Probiyotikler şiddetli karın şişkinliği ve beyin sisinin arkasında olabilir mi?

Bu, Georgia'daki Augusta Üniversitesi'ndeki araştırmacıların, gaz, şişkinlik ve gerginlik gibi abdominal semptomları olan 30 kişiyi inceledikten sonra ulaştıkları sonuçtu.

Bu kişilerden 22'si, konsantrasyon ve hafıza ile ilgili kafa karışıklığı ve zorluklara yol açan geçici bir zihinsel durum olan beyin sisi semptomlarını da bildirdi. 22'si de probiyotik alıyordu, bazıları birden fazla marka.

Bazıları, yemekten sonra birkaç saat sürebilen beyin sisi olaylarının o kadar kötü olduğunu ve işten vazgeçmek zorunda kaldıklarını bildirdi.

Hepsinin benzer şekilde şiddetli abdominal semptomları olmasına rağmen, beyin sisi olanların başka iki duruma sahip olma olasılığı daha yüksekti: ince bağırsaklarında bir bakteri birikimi ve daha yüksek kan D-laktik asit seviyeleri. Bazı durumlarda asit seviyeleri normalin iki ila üç katı idi.

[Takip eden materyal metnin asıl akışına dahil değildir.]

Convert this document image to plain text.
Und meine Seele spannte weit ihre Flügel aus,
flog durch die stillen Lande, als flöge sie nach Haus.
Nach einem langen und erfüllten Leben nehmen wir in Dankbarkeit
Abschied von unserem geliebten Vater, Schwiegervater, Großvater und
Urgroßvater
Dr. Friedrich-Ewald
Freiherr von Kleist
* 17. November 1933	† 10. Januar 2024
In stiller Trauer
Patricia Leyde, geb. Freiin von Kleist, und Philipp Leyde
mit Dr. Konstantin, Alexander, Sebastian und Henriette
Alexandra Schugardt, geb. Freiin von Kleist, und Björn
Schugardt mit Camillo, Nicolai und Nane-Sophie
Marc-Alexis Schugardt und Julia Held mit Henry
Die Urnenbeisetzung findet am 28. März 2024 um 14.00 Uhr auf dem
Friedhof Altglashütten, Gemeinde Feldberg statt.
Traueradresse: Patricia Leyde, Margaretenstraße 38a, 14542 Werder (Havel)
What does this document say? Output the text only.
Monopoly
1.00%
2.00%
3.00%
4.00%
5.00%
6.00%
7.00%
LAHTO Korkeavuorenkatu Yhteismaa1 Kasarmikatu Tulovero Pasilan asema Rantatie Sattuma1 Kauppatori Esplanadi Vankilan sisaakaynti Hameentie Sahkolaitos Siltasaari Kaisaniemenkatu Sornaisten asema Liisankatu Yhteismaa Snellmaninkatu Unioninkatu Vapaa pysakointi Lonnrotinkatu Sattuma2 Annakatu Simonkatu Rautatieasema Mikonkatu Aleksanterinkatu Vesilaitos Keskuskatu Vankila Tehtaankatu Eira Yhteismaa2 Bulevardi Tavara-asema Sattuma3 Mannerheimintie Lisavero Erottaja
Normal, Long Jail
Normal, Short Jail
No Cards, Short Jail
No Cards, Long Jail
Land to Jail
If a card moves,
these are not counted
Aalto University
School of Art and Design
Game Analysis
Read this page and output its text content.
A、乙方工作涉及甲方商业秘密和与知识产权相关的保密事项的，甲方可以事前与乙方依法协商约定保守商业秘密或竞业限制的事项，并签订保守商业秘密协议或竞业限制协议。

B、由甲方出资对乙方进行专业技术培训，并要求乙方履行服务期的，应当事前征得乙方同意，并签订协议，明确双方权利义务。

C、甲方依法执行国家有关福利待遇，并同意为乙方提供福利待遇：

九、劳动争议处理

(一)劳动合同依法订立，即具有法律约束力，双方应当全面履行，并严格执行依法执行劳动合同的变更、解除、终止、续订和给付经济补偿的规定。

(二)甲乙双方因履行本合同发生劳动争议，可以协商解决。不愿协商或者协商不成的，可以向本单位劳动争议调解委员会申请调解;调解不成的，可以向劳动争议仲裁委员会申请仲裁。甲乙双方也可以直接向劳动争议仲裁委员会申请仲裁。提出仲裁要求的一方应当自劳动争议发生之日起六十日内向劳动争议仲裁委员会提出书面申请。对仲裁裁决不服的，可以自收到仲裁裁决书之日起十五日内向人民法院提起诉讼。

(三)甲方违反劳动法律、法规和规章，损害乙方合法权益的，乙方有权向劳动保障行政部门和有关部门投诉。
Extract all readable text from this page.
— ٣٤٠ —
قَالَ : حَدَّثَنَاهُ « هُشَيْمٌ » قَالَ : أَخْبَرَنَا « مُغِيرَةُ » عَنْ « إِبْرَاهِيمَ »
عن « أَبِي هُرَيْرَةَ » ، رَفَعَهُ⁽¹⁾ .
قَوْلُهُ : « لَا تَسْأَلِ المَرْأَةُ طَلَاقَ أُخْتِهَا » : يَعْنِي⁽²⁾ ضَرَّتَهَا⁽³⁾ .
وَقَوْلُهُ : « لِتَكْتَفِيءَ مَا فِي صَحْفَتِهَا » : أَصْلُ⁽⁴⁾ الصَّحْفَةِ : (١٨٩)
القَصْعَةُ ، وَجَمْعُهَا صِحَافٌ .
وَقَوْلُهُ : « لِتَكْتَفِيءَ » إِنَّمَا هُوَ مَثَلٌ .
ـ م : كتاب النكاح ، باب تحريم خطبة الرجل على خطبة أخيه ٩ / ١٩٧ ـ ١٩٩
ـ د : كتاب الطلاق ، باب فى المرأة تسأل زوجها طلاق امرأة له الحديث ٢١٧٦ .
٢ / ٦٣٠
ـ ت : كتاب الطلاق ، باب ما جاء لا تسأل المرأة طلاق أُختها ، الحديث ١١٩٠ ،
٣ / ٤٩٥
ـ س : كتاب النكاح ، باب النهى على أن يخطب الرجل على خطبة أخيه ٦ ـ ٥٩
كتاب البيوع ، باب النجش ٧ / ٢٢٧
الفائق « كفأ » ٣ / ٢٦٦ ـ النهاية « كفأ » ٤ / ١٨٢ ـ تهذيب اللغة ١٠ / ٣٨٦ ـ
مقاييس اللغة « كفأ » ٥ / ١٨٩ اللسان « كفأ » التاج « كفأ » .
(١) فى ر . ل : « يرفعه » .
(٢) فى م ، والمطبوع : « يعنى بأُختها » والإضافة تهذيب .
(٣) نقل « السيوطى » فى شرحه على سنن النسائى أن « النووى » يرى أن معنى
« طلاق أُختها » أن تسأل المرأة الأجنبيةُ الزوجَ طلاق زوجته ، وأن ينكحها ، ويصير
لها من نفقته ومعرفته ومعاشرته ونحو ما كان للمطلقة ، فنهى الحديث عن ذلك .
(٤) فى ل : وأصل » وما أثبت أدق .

Lactobacillus “En sık kullanılan probiyotiklerden” biri olan bakteri türleri D-laktik asit üretir. Bakteriler, bağırsaklardan geçen gıdalardaki şekeri fermente ettiklerinde asidi üretirler.

Beyin sisi temizlendi ve çoğu hasta için abdominal semptomlar antibiyotiklerle tedavi edildikten ve probiyotik kullanımı durdurulduktan sonra "önemli ölçüde iyileşti".

Çalışmayla ilgili bir makale şimdi dergide yayınlandı Klinik ve Translasyonel Gastroenteroloji.

Augusta Üniversitesi Georgia Tıp Fakültesi Sindirim Sağlığı Klinik Araştırma Merkezi direktörü olan ilk çalışma yazarı Dr. Satish SC Rao, "Şu anda bildiğimiz şey," probiyotik bakterilerin şekeri parçalamak için benzersiz bir kapasiteye sahip olduğudur. D-laktik asit üretirler. "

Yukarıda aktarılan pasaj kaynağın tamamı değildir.